Last Sunday, I visited a friend of a friend, who was in hospice with terminal cancer. I’d spent maybe half a dozen times with Brian and my friend Lois, joyfully eating late afternoon snacks, drinking white wine, and talking about the great questions of life. Brian was in seminary for some of that time, contemplating some of the wild cats of modern Christian theology – I remember a long conversation about John Shelby Spong, a favorite of my friend, who’s argued that Christianity needs to radically change or it may just die off. It was always interesting to participate in these cross-religious dialogues, to consider Jesus as an outsider, and to have outsiders consider Zen and Buddhism with me.
During the visit, it was clear that Brian was fading. He tried to talk to us, but really couldn’t muster the strength to say anything coherently. I remember looking into his eyes, and saying “I miss our talks” and I’m almost sure he tried to say to me “Maybe we’ll have another.”
We never got another chance. He died Thursday. Not even 60 years old, Brian still left a mark on the world by staying on his path, and doggedly pursuing the mysteries of this life. Even with cancer ravaging his body, he continued his seminary studies until he was unable to stand any longer. More than anything, it’s his almost musical passion for pursuing the divine that I’ll remember most.

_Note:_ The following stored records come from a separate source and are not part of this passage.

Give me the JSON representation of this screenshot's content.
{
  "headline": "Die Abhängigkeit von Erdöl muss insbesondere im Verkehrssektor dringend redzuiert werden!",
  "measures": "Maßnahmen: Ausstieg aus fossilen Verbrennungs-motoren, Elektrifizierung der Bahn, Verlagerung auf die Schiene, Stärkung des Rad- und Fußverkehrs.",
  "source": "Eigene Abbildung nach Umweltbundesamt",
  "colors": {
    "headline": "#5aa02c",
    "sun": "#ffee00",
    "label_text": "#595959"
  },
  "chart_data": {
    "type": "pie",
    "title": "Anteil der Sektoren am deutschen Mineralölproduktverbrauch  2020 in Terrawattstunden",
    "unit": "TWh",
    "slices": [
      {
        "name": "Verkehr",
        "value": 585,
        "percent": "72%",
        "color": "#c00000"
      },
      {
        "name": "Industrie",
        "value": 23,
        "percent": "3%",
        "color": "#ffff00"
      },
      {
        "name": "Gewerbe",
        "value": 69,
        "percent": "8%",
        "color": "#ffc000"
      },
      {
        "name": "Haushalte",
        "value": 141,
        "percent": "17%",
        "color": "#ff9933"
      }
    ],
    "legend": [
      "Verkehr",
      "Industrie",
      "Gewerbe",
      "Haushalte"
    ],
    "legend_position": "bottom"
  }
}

Something about that last visit with Brian brought to mind the relatively unknown early 20th century painter Ciurlionis. Mikalojus Konstantinas Čiurlionis was a Lithuanian painter and composer who, despite living only 35 years, composed nearly 250 pieces of music and completed almost 300 paintings. A contemporary of folks like Kandinsky and Franz Marc, Ciurlionis was highly inspired by both spirituality and nature. His paintings are frequently bursting with intensity, while also almost being so liminal as to slide into abstraction. They are, like Brian on the final day, hovering between this life and the beyond. Of here, and yet not. Able to powerfully speak to us, even though the paint is crumbling.
I remember once singing a Jewish meal blessing with Brian and Lois before dinner. Brian was interested in the meaning of every word. How reverence could come from even the most simple of syllables.
Barukh ata Adonai Eloheinu melekh ha’olam hamotzi lehem min ha’aretz.
Blessed are You, Lord our God, Ruler of the universe, who brings forth bread from the earth.
With a bladder that only functioned through catheterization, he knew – as I have come to know – that what lasts in this world is also fleeting. There is no way to hold on forever. Nor is there a need to.
I miss our talks Brian. But they live on. Differently. As do I.